Podcast Recap: CMS Goes After Lengthy Prior Authorizations
Episode 75 of the FLATLINING Podcast
This week Matthew and Ron take a quick look at a recent ruling from the Centers for Medicare and Medicaid Services (CMS) that puts stipulations on insurance companies on how to handle prior authorizations. Then, our team closes with an update on the Medicare fee schedule for 2024.
As discussed in depth on several occasions on the FLATLINING podcast, most notably the story of Dr. Dan Hurley, the process of requesting a prior authorization from an insurance company to deliver medical care is frustrating for physicians. Matthew said that in response to this often bureaucratic, time-consuming, and possibly life-threatening process, there has been a growing number of lawsuits, some interest from the U.S. Congress, and now CMS has taken a step to address the issue.
Ron said the new rule requires the payers to respond to expedited prior authorization requests, for cases that are urgent in nature, within 72 hours. They also must respond to standard requests within seven calendar days. There are some additional requirements for reporting information about denials, and other additional metrics Ron said. He explained that these would be things like turnaround times, how frequently the insurance companies are denying procedures etc.

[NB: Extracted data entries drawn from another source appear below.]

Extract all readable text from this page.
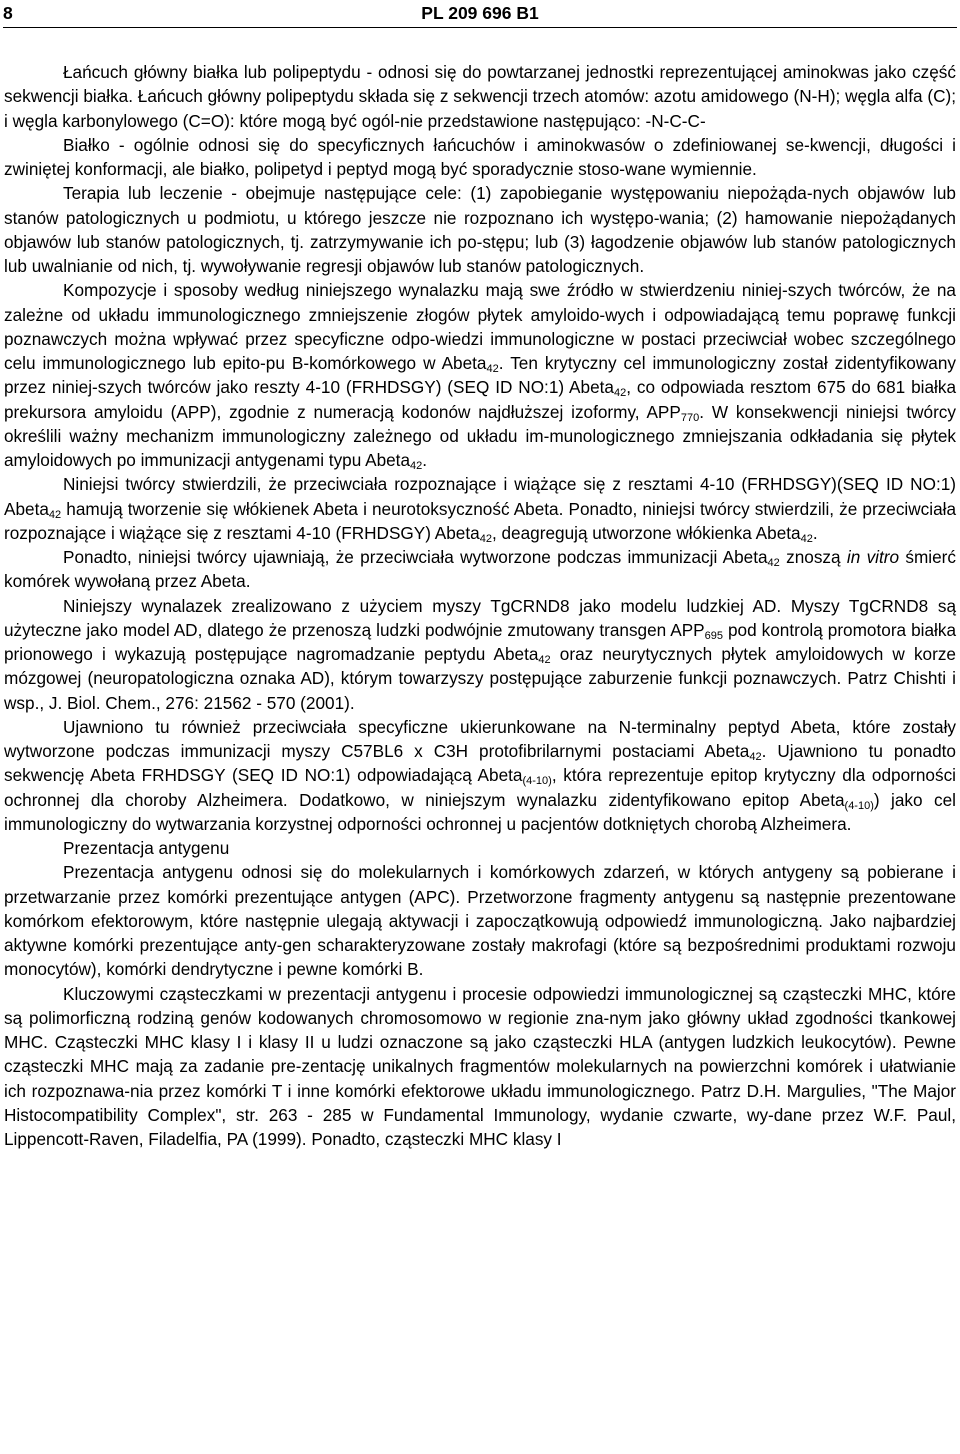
8	PL 209 696 B1

Łańcuch główny białka lub polipeptydu - odnosi się do powtarzanej jednostki reprezentującej aminokwas jako część sekwencji białka. Łańcuch główny polipeptydu składa się z sekwencji trzech atomów: azotu amidowego (N-H); węgla alfa (C); i węgla karbonylowego (C=O): które mogą być ogól-nie przedstawione następująco: -N-C-C-

Białko - ogólnie odnosi się do specyficznych łańcuchów i aminokwasów o zdefiniowanej se-kwencji, długości i zwiniętej konformacji, ale białko, polipetyd i peptyd mogą być sporadycznie stoso-wane wymiennie.

Terapia lub leczenie - obejmuje następujące cele: (1) zapobieganie występowaniu niepożąda-nych objawów lub stanów patologicznych u podmiotu, u którego jeszcze nie rozpoznano ich występo-wania; (2) hamowanie niepożądanych objawów lub stanów patologicznych, tj. zatrzymywanie ich po-stępu; lub (3) łagodzenie objawów lub stanów patologicznych lub uwalnianie od nich, tj. wywoływanie regresji objawów lub stanów patologicznych.

Kompozycje i sposoby według niniejszego wynalazku mają swe źródło w stwierdzeniu niniej-szych twórców, że na zależne od układu immunologicznego zmniejszenie złogów płytek amyloido-wych i odpowiadającą temu poprawę funkcji poznawczych można wpływać przez specyficzne odpo-wiedzi immunologiczne w postaci przeciwciał wobec szczególnego celu immunologicznego lub epito-pu B-komórkowego w Abeta$_{42}$. Ten krytyczny cel immunologiczny został zidentyfikowany przez niniej-szych twórców jako reszty 4-10 (FRHDSGY) (SEQ ID NO:1) Abeta$_{42}$, co odpowiada resztom 675 do 681 białka prekursora amyloidu (APP), zgodnie z numeracją kodonów najdłuższej izoformy, $APP_{770}$. W konsekwencji niniejsi twórcy określili ważny mechanizm immunologiczny zależnego od układu im-munologicznego zmniejszania odkładania się płytek amyloidowych po immunizacji antygenami typu Abeta$_{42}$.

Niniejsi twórcy stwierdzili, że przeciwciała rozpoznające i wiążące się z resztami 4-10 (FRHDSGY)(SEQ ID NO:1) Abeta$_{42}$ hamują tworzenie się włókienek Abeta i neurotoksyczność Abeta. Ponadto, niniejsi twórcy stwierdzili, że przeciwciała rozpoznające i wiążące się z resztami 4-10 (FRHDSGY) Abeta$_{42}$, deagregują utworzone włókienka Abeta$_{42}$.

Ponadto, niniejsi twórcy ujawniają, że przeciwciała wytworzone podczas immunizacji Abeta$_{42}$ znoszą in vitro śmierć komórek wywołaną przez Abeta.

Niniejszy wynalazek zrealizowano z użyciem myszy TgCRND8 jako modelu ludzkiej AD. Myszy TgCRND8 są użyteczne jako model AD, dlatego że przenoszą ludzki podwójnie zmutowany transgen $APP_{695}$ pod kontrolą promotora białka prionowego i wykazują postępujące nagromadzanie peptydu Abeta$_{42}$ oraz neurytycznych płytek amyloidowych w korze mózgowej (neuropatologiczna oznaka AD), którym towarzyszy postępujące zaburzenie funkcji poznawczych. Patrz Chishti i wsp., J. Biol. Chem., 276: 21562 - 570 (2001).

Ujawniono tu również przeciwciała specyficzne ukierunkowane na N-terminalny peptyd Abeta, które zostały wytworzone podczas immunizacji myszy C57BL6 x C3H protofibrilarnymi postaciami Abeta$_{42}$. Ujawniono tu ponadto sekwencję Abeta FRHDSGY (SEQ ID NO:1) odpowiadającą Abeta$_{(4-10)}$, która reprezentuje epitop krytyczny dla odporności ochronnej dla choroby Alzheimera. Dodatkowo, w niniejszym wynalazku zidentyfikowano epitop Abeta$_{(4-10)}$) jako cel immunologiczny do wytwarzania korzystnej odporności ochronnej u pacjentów dotkniętych chorobą Alzheimera.

Prezentacja antygenu

Prezentacja antygenu odnosi się do molekularnych i komórkowych zdarzeń, w których antygeny są pobierane i przetwarzanie przez komórki prezentujące antygen (APC). Przetworzone fragmenty antygenu są następnie prezentowane komórkom efektorowym, które następnie ulegają aktywacji i zapoczątkowują odpowiedź immunologiczną. Jako najbardziej aktywne komórki prezentujące anty-gen scharakteryzowane zostały makrofagi (które są bezpośrednimi produktami rozwoju monocytów), komórki dendrytyczne i pewne komórki B.

Kluczowymi cząsteczkami w prezentacji antygenu i procesie odpowiedzi immunologicznej są cząsteczki MHC, które są polimorficzną rodziną genów kodowanych chromosomowo w regionie zna-nym jako główny układ zgodności tkankowej MHC. Cząsteczki MHC klasy I i klasy II u ludzi oznaczone są jako cząsteczki HLA (antygen ludzkich leukocytów). Pewne cząsteczki MHC mają za zadanie pre-zentację unikalnych fragmentów molekularnych na powierzchni komórek i ułatwianie ich rozpoznawa-nia przez komórki T i inne komórki efektorowe układu immunologicznego. Patrz D.H. Margulies, "The Major Histocompatibility Complex", str. 263 - 285 w Fundamental Immunology, wydanie czwarte, wy-dane przez W.F. Paul, Lippencott-Raven, Filadelfia, PA (1999). Ponadto, cząsteczki MHC klasy I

Matthew asked Ron for clarification about what plans this new rule will cover and Ron explained that this rule will only apply to Medicare Advantage, Medicaid, or the Exchange plans because these are funded by the federal government through CMS. Ron explained that “Roughly half of the country, about 153 million people, are covered by either private or employer sponsored health insurance plans. None of this applies to them.” The reason, Ron said, is because without legislation, these rules won’t touch those types of plans. Not to take away from what CMS has done, he said. Both Ron and Matthew agree this is a step in the right direction.

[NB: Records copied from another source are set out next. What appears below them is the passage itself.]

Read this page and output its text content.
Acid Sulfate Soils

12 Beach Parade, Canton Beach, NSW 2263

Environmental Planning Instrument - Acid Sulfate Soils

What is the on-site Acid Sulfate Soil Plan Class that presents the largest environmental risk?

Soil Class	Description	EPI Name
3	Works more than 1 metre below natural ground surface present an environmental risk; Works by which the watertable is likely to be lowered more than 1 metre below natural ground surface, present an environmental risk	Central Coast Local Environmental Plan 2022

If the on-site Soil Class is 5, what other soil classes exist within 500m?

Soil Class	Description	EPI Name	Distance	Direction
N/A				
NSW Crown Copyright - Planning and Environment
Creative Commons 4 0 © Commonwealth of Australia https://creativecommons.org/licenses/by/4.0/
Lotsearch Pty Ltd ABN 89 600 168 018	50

To address the other half of the country not affected by this rule, Ron explained that Congress could pass legislation that address the self-insured plans. He said this could be attached to the Employment Retirement Income Security Act (ERISA), which has oversight on self-funded plans. Ron said that Congress could address fully insured plans but must be careful to not step into areas that the states have oversight responsibilities. Which means that individual states could do something for the fully insured plans. In short, this approach is one of legislation versus regulation as in the case of CMS’s final rule.
Ron does have a couple of concerns, the first he said, note that the language says “They have to respond within 72 hours or seven calendar days. It doesn’t say they have to make a determination.” Ron goes onto share what doctors already experience, where insurers constantly request additional information before a determination and drag out the process. His second concern is how are these new rules are going to be enforced. Ron reminds us how the federal government has basically stopped enforcing the No Surprises Act as a good example of the lack of enforcement giving any teeth to legislation. Both Matthew and Ron discussed some of the recent situations where regulators have either chosen not to enforce or did not have the capacity to enforce regulatory or legislative rules aimed at helping patients and physicians.

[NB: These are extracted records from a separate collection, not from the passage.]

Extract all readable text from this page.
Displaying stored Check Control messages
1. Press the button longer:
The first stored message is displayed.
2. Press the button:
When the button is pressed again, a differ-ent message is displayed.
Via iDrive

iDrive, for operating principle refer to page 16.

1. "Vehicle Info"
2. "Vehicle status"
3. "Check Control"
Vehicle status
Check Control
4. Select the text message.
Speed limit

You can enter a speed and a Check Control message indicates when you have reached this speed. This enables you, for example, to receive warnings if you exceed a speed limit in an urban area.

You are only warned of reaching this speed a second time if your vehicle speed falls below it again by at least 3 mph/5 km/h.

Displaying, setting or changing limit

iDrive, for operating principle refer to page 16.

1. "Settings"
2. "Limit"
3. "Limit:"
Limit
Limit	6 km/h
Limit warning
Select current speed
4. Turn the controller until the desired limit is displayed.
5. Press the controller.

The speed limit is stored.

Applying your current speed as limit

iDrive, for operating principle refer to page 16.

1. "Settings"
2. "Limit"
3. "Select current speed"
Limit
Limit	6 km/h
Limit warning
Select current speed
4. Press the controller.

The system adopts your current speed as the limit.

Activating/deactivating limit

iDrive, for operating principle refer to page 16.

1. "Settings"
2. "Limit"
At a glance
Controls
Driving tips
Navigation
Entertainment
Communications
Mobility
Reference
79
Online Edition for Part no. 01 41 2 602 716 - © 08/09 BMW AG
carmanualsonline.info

The team discussed a joint statement released from a bipartisan group of legislators applauding CMS for acting on this topic. Although, as Ron points out, that this final rule was regulatory, and not legislative, and he encouraged legislatures to do more.
Ron thinks that the insurance companies see this new rule as a “minor inconvenience” because there was not any rallying against it. He said Medicare and Medicaid tend to have less of a problem with prior authorizations, and it is likely the payers see this as more of “parking ticket” rather than a “felony” he said.
After last week’s discussion about the 2024 Medicare fee schedule, Ron provided his assessment of where any rollback of the cut stands. Unfortunately, he said, the big chance for any elimination of the 3.37% cut was during the discussions on the recent Continuing Resolution (CR) that was passed to keep the federal government funded. He said in the past, the CR has included adjustments to the fee schedule, this time it didn’t. Ron’s recommendation is to file claims if you have been holding them and unfortunately, he thinks this cut will be what physicians will have to work with for the rest of the year, unless some stand-alone legislation changes it, which he said seemed less likely.
Ron wrapped up with lamenting on how two years in a row of Medicare fee schedule cuts have hurt physicians in an economic environment that has been rife with inflation and rising costs for running a practice. Both Matthew and Ron agreed that this topic is consistently on the fore front of physicians’ minds.